The Bedford Glossary of Critical and Literary Terms - Ross Murfin 2018

Rondeau

Rondeau: A medieval French verse form typically consisting of fifteen octosyllabic lines in three stanzas with the rhyme scheme aabba aabc aabbac. The rondeau contains only two rhymes, except for the refrain, a short line indicated by the letter c. The refrain is identical to the first half of the first line and is repeated at the end of the second and third stanzas. Some critics do not count the refrains as lines and hence say the rondeau has thirteen lines. Practitioners of the form include sixteenth-century French poet Clément Marot, seventeenth-century German poet Georg Rudolf Weckherlin, nineteenth-century French poets Alfred de Musset and Théodore de Banville, and Victorian-era English poet Austin Dobson.

Variations on the rondeau, each built entirely on two rhymes, include the rondeau redoublé, the rondel, and the roundel. The rondeau redoublé, a rare form, consists of six abab quatrains in which each line of the first quatrain correspondingly appears as the last line of the next four quatrains and the first line also appears as the last line of the poem. The rondel consists of thirteen or fourteen lines in three stanzas with the rhyme scheme abba abab abbaa(b). The first two lines are repeated as a refrain at the end of the second stanza. In a thirteen-line rondel, the first line is also repeated at the end of the third stanza; in a fourteen liner, both of the first two lines are repeated, making a complete refrain. (A simpler form of the rondel is now called the triolet.) Unlike the rondeau, the rondel uses entire rather than partial lines for the refrain. The roundel, a variation developed by Victorian poet Algernon Charles Swinburne, consists of eleven lines in three stanzas with the rhyme scheme abaB bab abaB. Like the rondeau, the roundel has a refrain (B) identical to the first half of the first line, but unlike in the rondeau, the refrain has the same rhyme as the lines marked b.

The term roundel is also sometimes used synonymously with both rondeau and rondel.

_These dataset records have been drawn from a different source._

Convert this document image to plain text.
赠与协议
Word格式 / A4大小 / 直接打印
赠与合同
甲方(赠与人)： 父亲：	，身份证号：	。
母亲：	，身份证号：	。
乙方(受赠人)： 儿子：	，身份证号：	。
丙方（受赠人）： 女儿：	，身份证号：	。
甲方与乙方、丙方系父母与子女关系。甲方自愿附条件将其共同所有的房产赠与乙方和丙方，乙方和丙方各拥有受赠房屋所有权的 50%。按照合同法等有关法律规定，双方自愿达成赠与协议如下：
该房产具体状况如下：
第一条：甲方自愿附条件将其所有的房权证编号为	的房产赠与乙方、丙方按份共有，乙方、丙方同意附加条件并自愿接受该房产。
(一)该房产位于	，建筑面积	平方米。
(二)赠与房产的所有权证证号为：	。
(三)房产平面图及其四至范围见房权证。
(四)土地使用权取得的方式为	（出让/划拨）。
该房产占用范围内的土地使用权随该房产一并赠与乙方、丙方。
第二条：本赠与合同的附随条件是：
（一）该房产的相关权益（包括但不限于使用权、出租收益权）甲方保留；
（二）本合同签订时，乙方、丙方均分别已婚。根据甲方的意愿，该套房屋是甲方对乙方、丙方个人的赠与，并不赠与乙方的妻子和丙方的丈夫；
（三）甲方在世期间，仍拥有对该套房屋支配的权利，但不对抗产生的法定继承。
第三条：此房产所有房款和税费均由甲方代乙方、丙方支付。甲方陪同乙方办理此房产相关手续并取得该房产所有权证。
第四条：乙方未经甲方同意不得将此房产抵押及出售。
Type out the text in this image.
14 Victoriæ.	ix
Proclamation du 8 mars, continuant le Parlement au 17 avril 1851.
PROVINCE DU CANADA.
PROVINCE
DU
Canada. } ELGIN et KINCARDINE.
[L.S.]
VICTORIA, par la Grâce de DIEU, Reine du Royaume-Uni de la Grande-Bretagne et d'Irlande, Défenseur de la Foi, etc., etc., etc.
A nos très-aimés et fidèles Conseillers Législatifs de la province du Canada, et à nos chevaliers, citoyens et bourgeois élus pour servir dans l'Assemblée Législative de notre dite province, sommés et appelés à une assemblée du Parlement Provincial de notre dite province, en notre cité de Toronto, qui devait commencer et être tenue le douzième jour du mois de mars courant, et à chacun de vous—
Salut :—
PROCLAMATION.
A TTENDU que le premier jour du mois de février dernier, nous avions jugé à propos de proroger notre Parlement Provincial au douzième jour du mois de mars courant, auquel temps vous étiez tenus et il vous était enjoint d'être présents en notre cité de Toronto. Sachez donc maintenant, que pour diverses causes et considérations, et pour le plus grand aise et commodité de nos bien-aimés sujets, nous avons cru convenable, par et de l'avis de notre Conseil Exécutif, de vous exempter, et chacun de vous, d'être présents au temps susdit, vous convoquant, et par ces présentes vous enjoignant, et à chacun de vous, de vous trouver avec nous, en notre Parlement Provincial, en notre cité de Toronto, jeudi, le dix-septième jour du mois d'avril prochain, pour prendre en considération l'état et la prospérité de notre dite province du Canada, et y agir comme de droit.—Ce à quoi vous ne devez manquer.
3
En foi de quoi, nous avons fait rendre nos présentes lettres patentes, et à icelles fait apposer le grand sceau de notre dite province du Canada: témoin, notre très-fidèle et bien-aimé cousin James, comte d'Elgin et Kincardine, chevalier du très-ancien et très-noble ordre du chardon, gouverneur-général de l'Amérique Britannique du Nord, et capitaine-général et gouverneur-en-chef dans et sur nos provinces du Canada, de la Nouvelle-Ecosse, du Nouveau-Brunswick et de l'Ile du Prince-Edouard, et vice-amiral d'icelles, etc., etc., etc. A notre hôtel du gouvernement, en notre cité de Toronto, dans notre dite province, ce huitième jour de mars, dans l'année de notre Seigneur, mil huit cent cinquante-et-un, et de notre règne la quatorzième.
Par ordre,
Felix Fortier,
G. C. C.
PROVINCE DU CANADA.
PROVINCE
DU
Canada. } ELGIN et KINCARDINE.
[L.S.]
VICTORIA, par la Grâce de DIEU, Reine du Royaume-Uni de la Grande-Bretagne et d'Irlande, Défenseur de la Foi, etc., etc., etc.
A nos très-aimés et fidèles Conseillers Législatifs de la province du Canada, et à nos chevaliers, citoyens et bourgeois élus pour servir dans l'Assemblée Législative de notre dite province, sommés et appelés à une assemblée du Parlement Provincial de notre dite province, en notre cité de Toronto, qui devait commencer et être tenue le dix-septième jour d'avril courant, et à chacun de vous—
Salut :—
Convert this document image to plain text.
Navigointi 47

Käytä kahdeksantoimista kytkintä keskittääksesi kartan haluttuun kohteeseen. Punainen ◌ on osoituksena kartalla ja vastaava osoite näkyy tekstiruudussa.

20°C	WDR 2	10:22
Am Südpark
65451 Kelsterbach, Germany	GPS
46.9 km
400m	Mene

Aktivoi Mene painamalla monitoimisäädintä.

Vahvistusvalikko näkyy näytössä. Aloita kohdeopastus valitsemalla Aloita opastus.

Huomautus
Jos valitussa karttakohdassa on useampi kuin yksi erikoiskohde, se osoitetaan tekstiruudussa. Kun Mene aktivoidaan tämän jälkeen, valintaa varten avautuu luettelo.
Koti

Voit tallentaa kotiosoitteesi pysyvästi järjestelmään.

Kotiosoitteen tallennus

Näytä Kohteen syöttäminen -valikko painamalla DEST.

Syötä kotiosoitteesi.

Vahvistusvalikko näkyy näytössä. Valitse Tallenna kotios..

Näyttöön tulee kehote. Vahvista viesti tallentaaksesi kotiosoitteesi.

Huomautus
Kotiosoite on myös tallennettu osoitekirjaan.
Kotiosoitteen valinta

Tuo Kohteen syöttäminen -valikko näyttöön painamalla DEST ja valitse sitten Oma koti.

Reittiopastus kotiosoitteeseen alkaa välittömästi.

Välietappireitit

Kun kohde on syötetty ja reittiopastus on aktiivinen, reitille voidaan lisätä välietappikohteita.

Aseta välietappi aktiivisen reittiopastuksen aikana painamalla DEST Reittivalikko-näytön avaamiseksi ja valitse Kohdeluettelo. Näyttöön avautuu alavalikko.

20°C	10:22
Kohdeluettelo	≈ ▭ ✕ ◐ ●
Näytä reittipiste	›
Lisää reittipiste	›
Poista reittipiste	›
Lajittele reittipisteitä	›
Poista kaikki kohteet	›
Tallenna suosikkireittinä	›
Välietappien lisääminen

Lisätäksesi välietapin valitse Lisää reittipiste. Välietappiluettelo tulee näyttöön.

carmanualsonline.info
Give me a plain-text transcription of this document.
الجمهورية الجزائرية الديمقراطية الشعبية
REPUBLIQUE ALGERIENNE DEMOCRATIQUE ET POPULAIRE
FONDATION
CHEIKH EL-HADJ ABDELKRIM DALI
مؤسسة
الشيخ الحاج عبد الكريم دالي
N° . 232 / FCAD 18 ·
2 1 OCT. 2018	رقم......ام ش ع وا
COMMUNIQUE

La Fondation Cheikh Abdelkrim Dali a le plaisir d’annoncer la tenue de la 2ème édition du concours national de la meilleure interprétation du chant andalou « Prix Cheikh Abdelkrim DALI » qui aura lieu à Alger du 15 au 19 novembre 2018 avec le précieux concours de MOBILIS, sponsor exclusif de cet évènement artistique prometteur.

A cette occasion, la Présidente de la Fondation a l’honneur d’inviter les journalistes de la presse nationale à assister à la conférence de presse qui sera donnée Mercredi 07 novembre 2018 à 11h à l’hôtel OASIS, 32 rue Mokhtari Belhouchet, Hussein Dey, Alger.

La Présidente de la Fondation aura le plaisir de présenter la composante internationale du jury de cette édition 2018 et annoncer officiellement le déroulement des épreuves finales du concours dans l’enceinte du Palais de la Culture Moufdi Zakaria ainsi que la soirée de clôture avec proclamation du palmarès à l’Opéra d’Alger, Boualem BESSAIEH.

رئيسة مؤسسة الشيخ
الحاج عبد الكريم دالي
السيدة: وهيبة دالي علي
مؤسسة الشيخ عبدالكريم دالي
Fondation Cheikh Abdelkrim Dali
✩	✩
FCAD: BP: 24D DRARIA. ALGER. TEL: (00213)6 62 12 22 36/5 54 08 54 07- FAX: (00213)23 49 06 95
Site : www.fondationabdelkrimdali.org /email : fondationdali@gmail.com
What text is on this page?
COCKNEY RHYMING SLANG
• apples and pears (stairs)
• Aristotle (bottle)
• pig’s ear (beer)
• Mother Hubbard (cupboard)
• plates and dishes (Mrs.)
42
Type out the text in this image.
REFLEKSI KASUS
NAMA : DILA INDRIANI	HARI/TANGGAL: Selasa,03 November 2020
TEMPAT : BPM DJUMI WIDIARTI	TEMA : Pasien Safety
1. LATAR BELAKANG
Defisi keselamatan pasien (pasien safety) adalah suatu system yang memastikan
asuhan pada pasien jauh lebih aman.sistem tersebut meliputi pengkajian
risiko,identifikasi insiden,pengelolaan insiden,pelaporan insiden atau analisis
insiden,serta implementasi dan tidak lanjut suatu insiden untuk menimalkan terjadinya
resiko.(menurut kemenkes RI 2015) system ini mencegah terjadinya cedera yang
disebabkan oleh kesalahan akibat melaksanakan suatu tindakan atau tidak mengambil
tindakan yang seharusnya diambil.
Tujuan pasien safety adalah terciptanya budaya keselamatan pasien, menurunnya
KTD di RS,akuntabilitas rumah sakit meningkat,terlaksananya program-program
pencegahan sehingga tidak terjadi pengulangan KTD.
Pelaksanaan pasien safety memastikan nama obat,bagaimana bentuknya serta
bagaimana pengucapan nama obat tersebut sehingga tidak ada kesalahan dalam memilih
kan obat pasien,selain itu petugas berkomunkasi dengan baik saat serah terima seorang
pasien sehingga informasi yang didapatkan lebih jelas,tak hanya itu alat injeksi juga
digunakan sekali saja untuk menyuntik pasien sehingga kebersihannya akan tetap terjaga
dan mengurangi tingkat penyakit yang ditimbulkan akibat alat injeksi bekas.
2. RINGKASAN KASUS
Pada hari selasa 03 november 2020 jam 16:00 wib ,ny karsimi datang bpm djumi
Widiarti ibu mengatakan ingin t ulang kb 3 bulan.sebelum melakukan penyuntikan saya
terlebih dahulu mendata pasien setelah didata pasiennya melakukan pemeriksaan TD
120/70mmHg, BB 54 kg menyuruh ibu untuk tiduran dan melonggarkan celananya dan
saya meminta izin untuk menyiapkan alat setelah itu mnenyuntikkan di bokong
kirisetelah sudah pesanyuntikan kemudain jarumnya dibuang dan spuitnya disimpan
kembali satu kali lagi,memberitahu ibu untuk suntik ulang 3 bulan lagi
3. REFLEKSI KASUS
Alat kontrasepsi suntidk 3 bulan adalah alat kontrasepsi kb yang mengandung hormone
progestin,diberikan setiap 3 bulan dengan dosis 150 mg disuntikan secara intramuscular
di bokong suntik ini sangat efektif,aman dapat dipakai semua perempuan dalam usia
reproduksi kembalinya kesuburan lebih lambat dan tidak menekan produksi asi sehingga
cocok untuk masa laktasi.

EXAMPLES: John McCrae’s rondeau “In Flanders Fields” (1915):

In Flanders fields the poppies blow

Between the crosses, row on row,

That mark our place; and in the sky,

The larks, still bravely singing, fly,

Scarce heard amid the guns below.

We are the Dead; short days ago

We lived, felt dawn, saw sunset glow,

Loved and were loved, and now we lie

In Flanders fields.

Take up our quarrel with the foe.

To you from failing hands we throw

The torch; be yours to hold it high.

If ye break faith with us who die

We shall not sleep, though poppies grow

In Flanders fields.

Other examples include Swinburne’s A Century of Roundels (1883), Dorothy Parker’s “Rondeau Redoublé (and Scarcely Worth the Trouble, at That)” (1926), Frank O’Hara’s “Three Rondels” (1954), and Marilyn Hacker’s “Rondeau After a Transatlantic Telephone Call” (1980).